Этот вопрос обретал субъективный характер, поскольку цель — создание Великой Румынии, венчающее вековую цель национального проекта, — для большинства представителей Молодого поколения исключал всякий отстраненный, объективный подход, всякую экстерриториальность мысли. Пламенная самоидентификация с национальной идеей казалась соразмерной той великой задаче, которая, как заявляло Молодое поколение, была на него возложена. Нам придется создавать «великую культуру», отчеканивает Элиаде в «Духовном пути». Но как трактовать само это понятие? В универсалистском духе Просвещения, как задачу формирования условий, направленных на создание более гуманного мира? Или в том смысле, в каком оно было близко немецким романтикам? На самом деле весь этот культуралистский пафос определяется не столько желанием достичь идеал свободы и независимости, сколько стремлением укоренить трансцендентальную легитимность государства в незыблемой сфере — сфере «духа», немецкого
Таким образом, один из аспектов субъективизации национального вопроса — это идентификация. Второй аспект определялся тем обстоятельством, что возвышение Румынии в ранг полноправного субъекта собственной истории, совсем недавно подтвержденное соответствующими международными договорами, довольно быстро было поставлено под вопрос. Интеллектуальную элиту охватило мучительное ощущение невозможности руководить историческими судьбами родины. Действительно, ситуацию можно было определить как трагическую, поскольку страстное стремление ощутить себя подобным субъектом сочеталось с полным отсутствием атрибутов такового. Прежде всего, весьма шатким представлялось единство государства. Несмотря на систематически проводимую центром политику «румынизации», этому единству, казалось, существовали внутренняя и внешняя угрозы. Изнутри ему угрожали новые этнические меньшинства, а также сопротивление бессарабского и трансильванского регионализмов; извне — враждебные соседние державы. Отметим также, что чувство нестабильности обострялось социальной пропастью между тонким слоем урбанизированной элиты и остальным населением. Ко всему этому добавлялись проступавшие сквозь лакировку националистской пропаганды реалии — неустранимая экономическая зависимость (как результат практического отсутствия национального капитала) и незначительная свобода маневра в области внешней политики (вследствие ограничений, накладываемых геостратегическим положением).

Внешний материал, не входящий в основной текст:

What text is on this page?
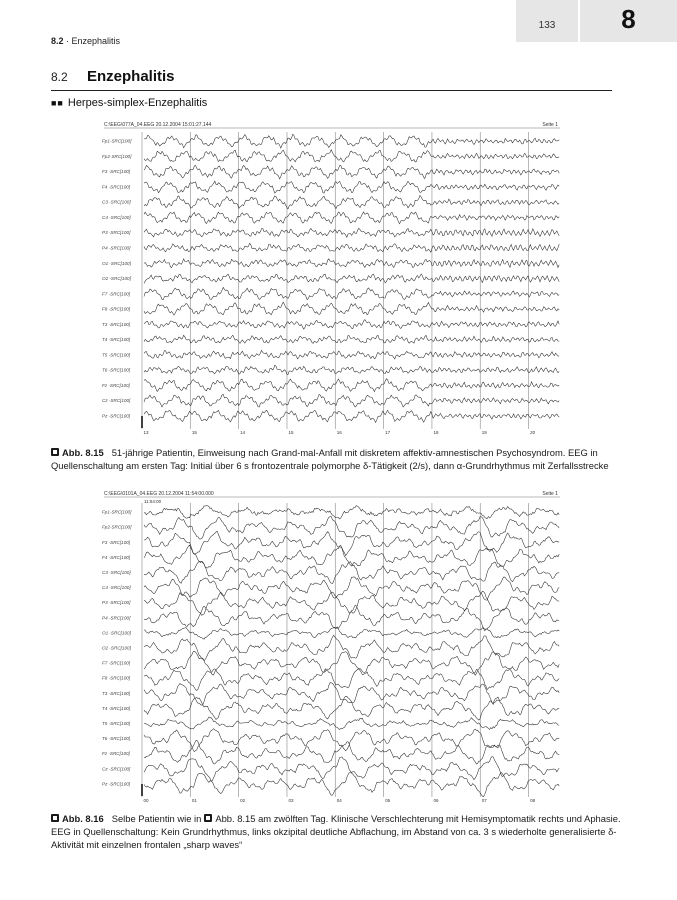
133	8
8.2 · Enzephalitis
8.2 Enzephalitis
■■ Herpes-simplex-Enzephalitis
C:\EEG\077A_04.EEG 20.12.2004 15:01:27.144	Seite 1
13	15	14	15	16	17	18	19	20
Fp1-SRC[100]
Fp2-SRC[100]
F3 -SRC[100]
F4 -SRC[100]
C3 -SRC[100]
C4 -SRC[100]
P3 -SRC[100]
P4 -SRC[100]
O1 -SRC[100]
O2 -SRC[100]
F7 -SRC[100]
F8 -SRC[100]
T3 -SRC[100]
T4 -SRC[100]
T5 -SRC[100]
T6 -SRC[100]
Fz -SRC[100]
Cz -SRC[100]
Pz -SRC[100]
Abb. 8.15 51-jährige Patientin, Einweisung nach Grand-mal-Anfall mit diskretem affektiv-amnestischen Psychosyndrom. EEG in Quellenschaltung am ersten Tag: Initial über 6 s frontozentrale polymorphe δ-Tätigkeit (2/s), dann α-Grundrhythmus mit Zerfallsstrecke
C:\EEG\0101A_04.EEG 20.12.2004 11:54:00.000	Seite 1
11:54:00
00	01	02	03	04	05	06	07	08
Fp1-SRC[100]
Fp2-SRC[100]
F3 -SRC[100]
F4 -SRC[100]
C3 -SRC[100]
C4 -SRC[100]
P3 -SRC[100]
P4 -SRC[100]
O1 -SRC[100]
O2 -SRC[100]
F7 -SRC[100]
F8 -SRC[100]
T3 -SRC[100]
T4 -SRC[100]
T5 -SRC[100]
T6 -SRC[100]
Fz -SRC[100]
Cz -SRC[100]
Pz -SRC[100]
Abb. 8.16 Selbe Patientin wie in Abb. 8.15 am zwölften Tag. Klinische Verschlechterung mit Hemisymptomatik rechts und Aphasie. EEG in Quellenschaltung: Kein Grundrhythmus, links okzipital deutliche Abflachung, im Abstand von ca. 3 s wiederholte generalisierte δ-Aktivität mit einzelnen frontalen „sharp waves“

Переход от состояния меньшинства к состоянию большинства приобретал почти кантианский смысл — и это был третий аспект субъективизации национального вопроса. Понятие «большинство» напоминало о том, что Молодому поколению представлялась срочной задача стереть с Румынии печать второсортности, превратить культуру и нацию в динамичные, первостепенные, обладающие наконец средствами принятия решений. И здесь мы возвращаемся к нашей первоначальной дилемме: выбору между традицией и модернити. Причем традиция ощущалась двояко. С одной стороны, она обладала важным преимуществом: позволяла сохранить «национальное своеобразие» (ключевое понятие того времени); с другой стороны, у нее был непереносимый недостаток: придерживаться ее — означало сохранять маргинализм и низкий уровень развития. Модернити, в свою очередь, притягивало в той мере, в какой открывало возможности для историчности, но пугало своими плюрализмом и индивидуализмом, угрожавшими государственно-национальному единству. В сущности, все это выразил К. Нойка в следующей фразе: «Мы знаем, что в том, что было в нас лучшего, мы были крестьянами.